First of all, ask your manager, "Why are you asking me to estimate a deadline? Why do you want to know?"

Managers typically have two reasons for asking for a deadline estimate:
They wish to know how much effort something will take and decide whether it is worth doing or not based on that estimate. Resource mapping, basically.
Something important is hinging on the task being done, so they need to know when you can get it done so that said important stuff doesn't get blocked.
In the first case, they're thinking whether to pursue something or not. In the second case, they've already decided that they want something to get done and now are trying to understand how long it will take.

So, understanding this first is crucial before giving an answer.

If it's the former, you need to ask some follow-up questions around what impact they see this project having and how does time fit into the picture. Because it may be the case that in order to make a project worth it, quality needs to be prioritized over an austere time commitment — in which case, you can relax your estimate and let them know the time it'll take you to do really good work. But if the work just needs to be good enough, you can give a tighter deadline.

If it's the latter case, another set of considerations will arise.

First, the opportunity cost of hitting the deadline. What existing work will you have to sacrifice in order to meet this deadline? Is your manager okay with that?

Second, the opportunity cost of missing the deadline. What is at stake if you default on your estimation by a small/big margin?

Third, what are the dependencies? The margin of error in estimation increases exponentially with every additional dependency. The more the number of people involved and the more sub-tasks this task hinges on, the more your tolerance should be while giving an estimate. And you need to make this clear to your manager.
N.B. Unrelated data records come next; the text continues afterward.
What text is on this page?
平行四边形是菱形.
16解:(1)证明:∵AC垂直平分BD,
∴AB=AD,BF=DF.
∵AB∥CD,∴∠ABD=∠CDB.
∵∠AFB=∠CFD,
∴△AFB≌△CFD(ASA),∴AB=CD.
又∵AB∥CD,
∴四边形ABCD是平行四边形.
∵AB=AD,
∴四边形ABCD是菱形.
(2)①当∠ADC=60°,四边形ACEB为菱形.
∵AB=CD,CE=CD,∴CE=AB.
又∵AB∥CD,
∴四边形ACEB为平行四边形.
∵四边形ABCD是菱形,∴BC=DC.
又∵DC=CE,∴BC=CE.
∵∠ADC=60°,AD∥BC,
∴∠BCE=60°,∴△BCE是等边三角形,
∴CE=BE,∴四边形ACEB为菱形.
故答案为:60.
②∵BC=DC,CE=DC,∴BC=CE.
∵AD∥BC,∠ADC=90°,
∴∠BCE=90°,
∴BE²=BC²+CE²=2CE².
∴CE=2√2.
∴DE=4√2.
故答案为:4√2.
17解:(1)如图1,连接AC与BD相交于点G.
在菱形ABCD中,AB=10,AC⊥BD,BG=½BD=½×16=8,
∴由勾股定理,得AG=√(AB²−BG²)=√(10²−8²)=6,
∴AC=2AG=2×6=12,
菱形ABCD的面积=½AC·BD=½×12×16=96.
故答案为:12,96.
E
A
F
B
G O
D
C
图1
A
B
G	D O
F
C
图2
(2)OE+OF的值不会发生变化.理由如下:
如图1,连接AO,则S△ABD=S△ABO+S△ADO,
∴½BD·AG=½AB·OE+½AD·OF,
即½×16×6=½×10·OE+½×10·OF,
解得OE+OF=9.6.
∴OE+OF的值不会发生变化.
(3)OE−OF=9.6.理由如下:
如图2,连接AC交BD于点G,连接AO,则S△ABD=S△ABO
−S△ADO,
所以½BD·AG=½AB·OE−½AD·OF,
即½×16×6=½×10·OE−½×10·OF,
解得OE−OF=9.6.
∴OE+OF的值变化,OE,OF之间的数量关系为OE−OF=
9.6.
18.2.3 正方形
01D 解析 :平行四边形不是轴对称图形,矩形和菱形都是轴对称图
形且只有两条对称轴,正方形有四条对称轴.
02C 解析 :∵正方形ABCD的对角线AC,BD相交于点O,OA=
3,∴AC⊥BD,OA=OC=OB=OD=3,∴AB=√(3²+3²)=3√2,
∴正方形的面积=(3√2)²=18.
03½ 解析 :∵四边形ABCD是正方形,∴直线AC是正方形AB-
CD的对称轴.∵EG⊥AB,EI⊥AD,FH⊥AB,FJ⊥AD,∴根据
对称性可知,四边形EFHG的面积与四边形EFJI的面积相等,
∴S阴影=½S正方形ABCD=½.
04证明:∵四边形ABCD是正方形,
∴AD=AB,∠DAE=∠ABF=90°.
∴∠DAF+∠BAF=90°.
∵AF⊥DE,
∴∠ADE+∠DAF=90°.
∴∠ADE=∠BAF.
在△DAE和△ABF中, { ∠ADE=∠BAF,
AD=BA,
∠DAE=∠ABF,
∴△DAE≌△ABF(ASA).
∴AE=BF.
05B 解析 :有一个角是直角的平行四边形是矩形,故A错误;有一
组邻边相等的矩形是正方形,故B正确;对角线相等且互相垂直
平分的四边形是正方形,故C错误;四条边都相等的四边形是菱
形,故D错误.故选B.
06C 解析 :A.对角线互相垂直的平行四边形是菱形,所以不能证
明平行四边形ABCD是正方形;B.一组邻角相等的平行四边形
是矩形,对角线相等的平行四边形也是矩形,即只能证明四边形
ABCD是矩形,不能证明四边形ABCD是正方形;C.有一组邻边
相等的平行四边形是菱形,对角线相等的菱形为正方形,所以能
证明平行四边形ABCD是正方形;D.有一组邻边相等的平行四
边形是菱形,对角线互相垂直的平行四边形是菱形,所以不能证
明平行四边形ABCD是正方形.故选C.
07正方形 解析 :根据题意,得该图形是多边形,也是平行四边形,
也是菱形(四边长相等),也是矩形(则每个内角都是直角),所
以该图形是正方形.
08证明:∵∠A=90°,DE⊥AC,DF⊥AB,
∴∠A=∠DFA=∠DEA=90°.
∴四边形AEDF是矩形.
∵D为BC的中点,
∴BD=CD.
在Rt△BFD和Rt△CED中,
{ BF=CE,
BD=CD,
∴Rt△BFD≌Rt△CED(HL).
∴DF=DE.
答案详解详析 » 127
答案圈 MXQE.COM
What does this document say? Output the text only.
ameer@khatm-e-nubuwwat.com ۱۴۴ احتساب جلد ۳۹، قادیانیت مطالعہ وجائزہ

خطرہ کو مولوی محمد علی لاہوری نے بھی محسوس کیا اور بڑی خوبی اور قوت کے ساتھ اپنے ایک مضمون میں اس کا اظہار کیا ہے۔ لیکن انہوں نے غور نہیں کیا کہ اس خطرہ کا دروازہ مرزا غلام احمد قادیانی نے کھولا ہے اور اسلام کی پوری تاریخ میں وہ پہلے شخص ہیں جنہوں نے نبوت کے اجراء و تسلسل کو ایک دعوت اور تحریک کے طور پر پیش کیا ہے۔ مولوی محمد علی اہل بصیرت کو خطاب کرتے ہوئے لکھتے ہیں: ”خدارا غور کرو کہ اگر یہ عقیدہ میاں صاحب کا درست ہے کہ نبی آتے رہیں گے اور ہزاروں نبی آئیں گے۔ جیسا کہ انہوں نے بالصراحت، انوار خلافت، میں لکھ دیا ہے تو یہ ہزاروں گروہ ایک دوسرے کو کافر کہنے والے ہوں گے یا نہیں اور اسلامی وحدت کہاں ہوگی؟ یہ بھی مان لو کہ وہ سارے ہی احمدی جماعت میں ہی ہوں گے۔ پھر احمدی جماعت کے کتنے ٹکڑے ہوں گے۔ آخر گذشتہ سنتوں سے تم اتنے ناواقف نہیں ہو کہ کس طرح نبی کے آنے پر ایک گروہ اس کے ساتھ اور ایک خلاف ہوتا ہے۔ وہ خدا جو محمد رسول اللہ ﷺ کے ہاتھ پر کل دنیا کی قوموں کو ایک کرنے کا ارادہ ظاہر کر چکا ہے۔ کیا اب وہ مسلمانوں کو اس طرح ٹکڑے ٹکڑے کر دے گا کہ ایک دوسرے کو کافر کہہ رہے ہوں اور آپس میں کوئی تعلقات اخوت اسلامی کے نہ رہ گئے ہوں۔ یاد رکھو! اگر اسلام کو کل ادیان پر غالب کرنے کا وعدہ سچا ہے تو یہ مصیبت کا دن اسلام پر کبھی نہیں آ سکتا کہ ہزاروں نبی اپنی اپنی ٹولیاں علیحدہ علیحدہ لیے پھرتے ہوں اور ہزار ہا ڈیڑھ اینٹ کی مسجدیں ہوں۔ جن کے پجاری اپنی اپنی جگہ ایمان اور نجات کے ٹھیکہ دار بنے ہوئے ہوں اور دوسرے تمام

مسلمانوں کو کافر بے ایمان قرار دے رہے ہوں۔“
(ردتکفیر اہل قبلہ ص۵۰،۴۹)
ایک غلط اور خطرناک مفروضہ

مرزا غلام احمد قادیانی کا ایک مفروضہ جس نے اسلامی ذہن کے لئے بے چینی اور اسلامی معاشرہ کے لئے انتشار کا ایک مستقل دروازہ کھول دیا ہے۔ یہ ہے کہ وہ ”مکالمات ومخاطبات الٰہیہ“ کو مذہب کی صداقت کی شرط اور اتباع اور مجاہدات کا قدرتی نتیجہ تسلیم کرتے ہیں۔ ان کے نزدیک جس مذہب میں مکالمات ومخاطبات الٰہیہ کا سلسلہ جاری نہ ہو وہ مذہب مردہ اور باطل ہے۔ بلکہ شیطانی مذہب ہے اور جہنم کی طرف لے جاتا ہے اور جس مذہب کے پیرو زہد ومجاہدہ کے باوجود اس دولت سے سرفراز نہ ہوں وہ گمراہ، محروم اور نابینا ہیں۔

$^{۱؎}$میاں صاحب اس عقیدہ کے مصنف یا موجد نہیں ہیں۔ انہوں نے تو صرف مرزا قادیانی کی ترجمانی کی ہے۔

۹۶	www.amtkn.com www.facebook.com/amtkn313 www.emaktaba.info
For example, if it's just you who can see through the task from start to end, you can give a definite deadline.

But if there are 5 more people involved, each with their own set of existing responsibilities, your chances of defaulting on a strict deadline will be much, much higher; failure is almost guaranteed.

Fourth, what are the milestones for this specific project? If the project is such that your estimate might go up to a few months, what are some weekly/fortnightly milestones you can create to keep your manager updated and in the loop?

See, usually, we use the word 'milestones' in the context of progress or achievement.

But here, I want you to treat milestones as markers of impending failure to hit the deadline — as failure is a more probable outcome, at least with large projects with many dependencies.

You don't want to give your manager a 3-month estimate and go at the end of month 3 to tell them you will need another 3 months. If you fail the first milestone at the end of week 1, both you and your manager will know that things are not going according to plan, so you can solve bottlenecks and plan for contingencies in advance. The same applies to all other milestones before project completion.

But if you have a single 3-month deadline with no intermediate milestones or progress gradations, the general human tendency is to procrastinate till the final week.

This is why the most important question when estimating is “Why do you want to know?”

Any attempt to give an estimate in the absence of that is meaningless. If you hit the deadline by working overtime (because you sensed a lot of urgency from your manager) but realize that nothing consequential would have happened even if you missed it, you will stop taking deadlines seriously.

And if you fail to meet the deadline and suddenly your manager reveals to you the severity of this error, once again, it's needless conflict you could have easily avoided by communicating better with your manager and trying to understand the context around the task.

An estimate must take into account both the size of the task, and your uncertainty around that size, and how you combine those two depends entirely on what problem you’re trying to solve, what are the dependencies, and what are the opportunity costs of both success and failure.

The last one is probably the most important question that needs to be answered before you choose to give an estimate.